Conan Doyle first got the idea for a story about a ghost dog during a golf game with an aspiring young journalist and writer named Bertram Fletcher Robinson, who originally came from Devon (the part of southwestern England where The Hound of the Baskervilles is set) (source).
Once Conan Doyle decided to add his old friend Sherlock Holmes to the plot, he had a winner on his hands. The Hound of the Baskervilles is one of the most enduringly popular of the Sherlock Holmes stories, with over two dozen film and TV adaptations—including one with a robot Doctor Watson, in Sherlock Holmes in the 22nd Century. What's more, the financial success of The Hound of the Baskervilles in both the U.K. and the U.S. encouraged Conan Doyle to return to writing Holmes stories (source).
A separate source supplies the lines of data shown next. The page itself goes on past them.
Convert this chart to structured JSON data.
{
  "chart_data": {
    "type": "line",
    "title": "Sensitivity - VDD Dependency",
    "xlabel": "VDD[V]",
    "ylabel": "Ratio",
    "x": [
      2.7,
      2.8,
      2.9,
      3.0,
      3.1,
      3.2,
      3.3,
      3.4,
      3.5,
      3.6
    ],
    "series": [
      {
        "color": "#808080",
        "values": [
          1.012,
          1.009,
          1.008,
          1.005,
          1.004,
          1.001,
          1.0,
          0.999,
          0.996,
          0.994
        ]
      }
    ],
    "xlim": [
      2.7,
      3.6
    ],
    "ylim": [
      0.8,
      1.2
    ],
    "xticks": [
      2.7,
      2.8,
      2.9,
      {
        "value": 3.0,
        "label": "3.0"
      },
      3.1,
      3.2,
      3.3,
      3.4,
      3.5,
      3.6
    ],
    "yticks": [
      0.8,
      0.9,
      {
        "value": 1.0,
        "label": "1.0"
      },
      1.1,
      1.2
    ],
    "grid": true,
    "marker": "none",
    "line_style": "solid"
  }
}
The creepy atmosphere and suspenseful plot twists have definitely made Hound one of our favorites of the Sherlock Holmes canon.
What is The Hound of the Baskervilles About and Why Should I Care?
Detective Sherlock Holmes and his best friend and biographer Doctor John Watson are one of fiction's great buddy pairings: Holmes and Watson, Frodo and Sam, Don Quixote and Sancho Panza, Harold and Kumar.
Holmes fans love the genuine affection between Holmes and his long-suffering companion Watson. We can find that bromance in any of the Holmes stories, from A Study in Scarlet (1887) to the short story collection His Last Bow (1917). So why read The Hound of the Baskervilles in particular? Well, what we love about The Hound of the Baskervilles is that it gives good ol' Doctor Watson a chance to shine.
Do you know what it's like to have a friend who is really great at something? Maybe this person swims like a dolphin in the four-hundred-meter freestyle or paints amazing pictures or can achieve level 99 in any World-of-Warcraft-style MMORPG without breaking a sweat. And that's amazing—we love it when our friends have terrific, unusual talents.
But maybe we also have some skills in the swimming, painting, or role-playing departments. And while we may not be jealous of our genius friends, it would be nice to get some acknowledgment that we aren't complete disasters in these areas ourselves. Even if we really like and admire the person who is overshadowing us, it can sometimes be tough to feel like we don't get positive attention for our more modest skills because everyone can't stop looking at the insanely talented person next to us.
This is Watson's situation: we know that he's a smart guy because (a) he's narrating all of these great stories, (b) Holmes sometimes says so, and (c) he's a combat veteran and a doctor. But next to Holmes, everybody seems kind of ordinary, even a creative, intelligent man like Watson. Holmes has so much charisma and brilliance that it can be difficult to notice the steady, hard-working guy by his side.
We love Watson's loyalty and respect for Holmes. But we're also glad to see Watson spend time off on his own, doing some independent investigating, in The Hound of the Baskervilles. He may not crack the case without his buddy, but he makes a lot of important discoveries, and he keeps Sir Henry Baskerville safe against a very serious threat. Watson's intelligence and creativity in The Hound of the Baskervilles gives us a chance to cheer for the underdog, no pun intended. (Full disclosure: it was completely intended.)
We have the other three Holmes novels and four short story collections to focus on Holmes himself (and don't get us wrong—we love the guy). Still, we're glad that we also have The Hound of the Baskervilles to give Watson his place in the sun. We're nominating him for Best Supporting Actor.